Em todo o país, 312 municípios estão em risco de acordo com o Ministério da Saúde, que leva em consideração os dados de 2017. O cenário mais preocupante é a do estado da Bahia, que não conseguiu atingir os 50% do grupo de risco, ou seja, crianças abaixo de cinco anos. Além disso, o estado nordestino apresenta o maior perceptual de municípios no levantamento (15%), seguido por outro estado do Nordeste, o Maranhão, com 14,29%.
Bujari e Rodrigues Alves são os municípios acrianos presentes na lista apresentada pelo Ministério da Saúde com 22,73% e 33,08% de cobertura vacinal, respectivamente. “O principal executor das ações é o próprio município. O papel do Estado é capacitar, assessorar e monitorar os profissionais da ponta para que essas ações sejam eficientes”, pontuou a gerente da divisão de imunização do Acre, Maria Auxiliadora Holanda.

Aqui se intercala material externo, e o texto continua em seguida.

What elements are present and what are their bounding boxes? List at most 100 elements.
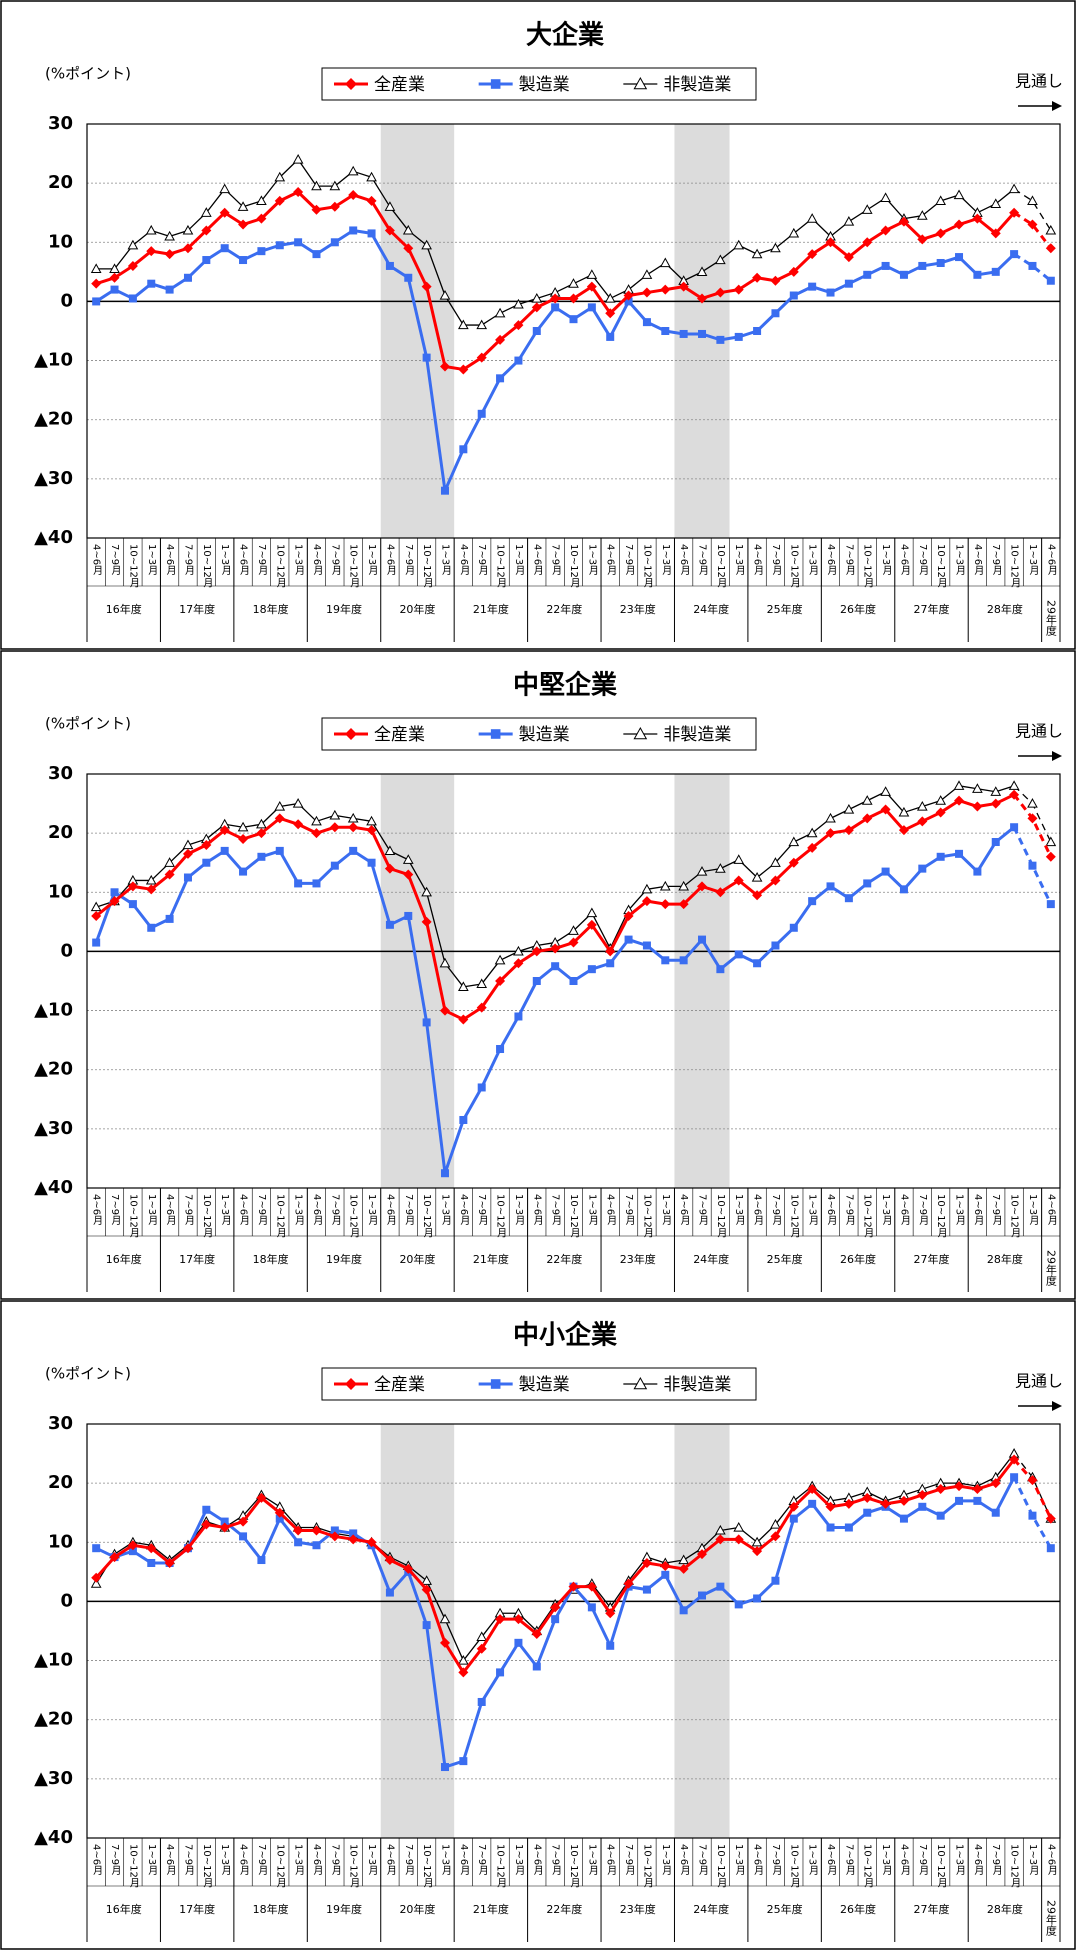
diamond-marker — [733, 1534, 744, 1545]
triangle-marker — [421, 1575, 432, 1585]
square-marker — [459, 445, 468, 454]
x-tick-label: 7~9月 — [403, 544, 415, 576]
x-tick-label: 4~6月 — [898, 1844, 910, 1876]
diamond-marker — [384, 1555, 395, 1566]
x-group-label: 26年度 — [840, 1252, 876, 1266]
square-marker — [422, 353, 431, 362]
square-marker — [918, 261, 927, 270]
square-marker — [477, 1697, 486, 1706]
diamond-marker — [990, 1478, 1001, 1489]
y-tick-label: ▲10 — [34, 350, 73, 371]
x-tick-label: 4~6月 — [311, 544, 323, 576]
square-marker — [899, 1514, 908, 1523]
x-group-label: 22年度 — [546, 1902, 582, 1916]
x-tick-label: 4~6月 — [91, 544, 103, 576]
square-marker — [128, 900, 137, 909]
diamond-marker — [862, 237, 873, 248]
square-marker — [385, 920, 394, 929]
annotation: 見通し — [1015, 722, 1063, 741]
square-marker — [642, 941, 651, 950]
x-group-label: 19年度 — [326, 1252, 362, 1266]
diamond-marker — [513, 320, 524, 331]
x-tick-label: 4~6月 — [91, 1844, 103, 1876]
diamond-marker — [495, 334, 506, 345]
diamond-marker — [127, 260, 138, 271]
x-tick-label: 10~12月 — [788, 1194, 800, 1239]
x-group-label: 26年度 — [840, 1902, 876, 1916]
diamond-marker — [219, 1522, 230, 1533]
diamond-marker — [403, 869, 414, 880]
diamond-marker — [201, 1519, 212, 1530]
square-marker — [679, 956, 688, 965]
x-tick-label: 10~12月 — [274, 1844, 286, 1889]
x-tick-label: 10~12月 — [788, 1844, 800, 1889]
x-group-label: 28年度 — [987, 1252, 1023, 1266]
diamond-marker — [531, 1628, 542, 1639]
diamond-marker — [366, 825, 377, 836]
triangle-marker — [733, 239, 745, 250]
x-group-label: 17年度 — [179, 602, 215, 616]
series-line — [95, 793, 1015, 1021]
diamond-marker — [256, 213, 267, 224]
x-tick-label: 7~9月 — [917, 1194, 929, 1226]
square-marker — [789, 923, 798, 932]
square-marker — [147, 1558, 156, 1567]
x-tick-label: 4~6月 — [605, 1194, 617, 1226]
x-tick-label: 10~12月 — [495, 1194, 507, 1239]
x-tick-label: 4~6月 — [384, 1194, 396, 1226]
x-tick-label: 4~6月 — [1045, 1844, 1057, 1876]
square-marker — [294, 879, 303, 888]
diamond-marker — [678, 1563, 689, 1574]
y-tick-label: 10 — [48, 1531, 73, 1552]
diamond-marker — [660, 1560, 671, 1571]
triangle-marker — [457, 1655, 469, 1665]
square-marker — [716, 965, 725, 974]
forecast-line — [1013, 252, 1052, 282]
square-marker — [569, 977, 578, 985]
diamond-marker — [439, 361, 450, 372]
square-marker — [312, 1541, 321, 1550]
square-marker — [881, 261, 890, 270]
annotation-arrowhead — [1052, 1401, 1062, 1411]
square-marker — [734, 332, 743, 341]
triangle-marker — [633, 1376, 648, 1390]
triangle-marker — [329, 809, 341, 820]
y-tick-label: ▲40 — [34, 527, 73, 548]
x-group-label: 19年度 — [326, 602, 362, 616]
triangle-marker — [568, 278, 579, 288]
diamond-marker — [311, 204, 322, 215]
plot-frame — [86, 1423, 1061, 1839]
triangle-marker — [633, 76, 648, 90]
diamond-marker — [880, 1498, 891, 1509]
square-marker — [863, 879, 872, 888]
x-tick-label: 7~9月 — [550, 1844, 562, 1876]
triangle-marker — [1045, 836, 1057, 847]
x-tick-label: 1~3月 — [219, 1194, 231, 1226]
x-tick-label: 7~9月 — [623, 544, 635, 576]
triangle-marker — [659, 257, 671, 268]
triangle-marker — [402, 224, 414, 235]
diamond-marker — [807, 1484, 818, 1495]
square-marker — [275, 846, 284, 855]
triangle-marker — [825, 812, 836, 823]
x-group-label: 28年度 — [987, 602, 1023, 616]
square-marker — [753, 1594, 762, 1603]
triangle-marker — [972, 783, 983, 793]
annotation: 見通し — [1015, 1372, 1063, 1391]
x-tick-label: 4~6月 — [1045, 1194, 1057, 1226]
x-tick-label: 10~12月 — [788, 544, 800, 589]
square-marker — [808, 282, 817, 291]
square-marker — [330, 861, 339, 870]
x-tick-label: 1~3月 — [880, 1844, 892, 1876]
diamond-marker — [641, 896, 652, 907]
chart-title: 中堅企業 — [513, 670, 617, 701]
square-marker — [128, 294, 137, 303]
diamond-marker — [146, 246, 157, 257]
legend-label: 製造業 — [519, 75, 570, 95]
triangle-marker — [935, 195, 947, 205]
y-tick-label: 0 — [60, 290, 73, 311]
square-marker — [490, 79, 501, 89]
x-tick-label: 1~3月 — [439, 1844, 451, 1876]
square-marker — [92, 938, 101, 947]
x-tick-label: 1~3月 — [366, 1194, 378, 1226]
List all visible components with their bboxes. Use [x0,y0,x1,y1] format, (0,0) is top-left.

Os números de 2017 mostram ainda que o Estado do Acre apresenta 69,53% de cobertura vacinal. Este número não está próximo do ideal. “Apesar de todas as ações promovidas tanto pelo estado quanto pelas prefeituras, é fundamental que os responsáveis levem as crianças até a unidade de saúde e siga o calendário de vacinação de seus filhos. Muitos desses pais ficam acomodados, aguardando a visita do profissional de saúde em casa, porém, a maioria dos municípios não possui estrutura para isso”, alerta.
Sobre a pólio
A poliomielite ou “paralisia infantil” é uma doença infectocontagiosa viral aguda, caracterizada por um quadro de paralisia flácida, de início súbito. O déficit motor instala-se subitamente e sua evolução, frequentemente, não ultrapassa três dias. Acomete em geral os membros inferiores, de forma assimétrica, tendo como principal característica a flacidez muscular, com sensibilidade conservada e arreflexia no segmento atingido.
A transmissão ocorre por contato direto pessoa a pessoa, pela via fecal-oral (mais frequentemente), por objetos, alimentos e água contaminados com fezes de doentes ou portadores, ou pela via oral, através de gotículas de secreções da orofaringe (ao falar, tossir ou espirrar). A falta de saneamento, as más condições habitacionais e a higiene pessoal precária constituem fatores que favorecem a transmissão do poli vírus.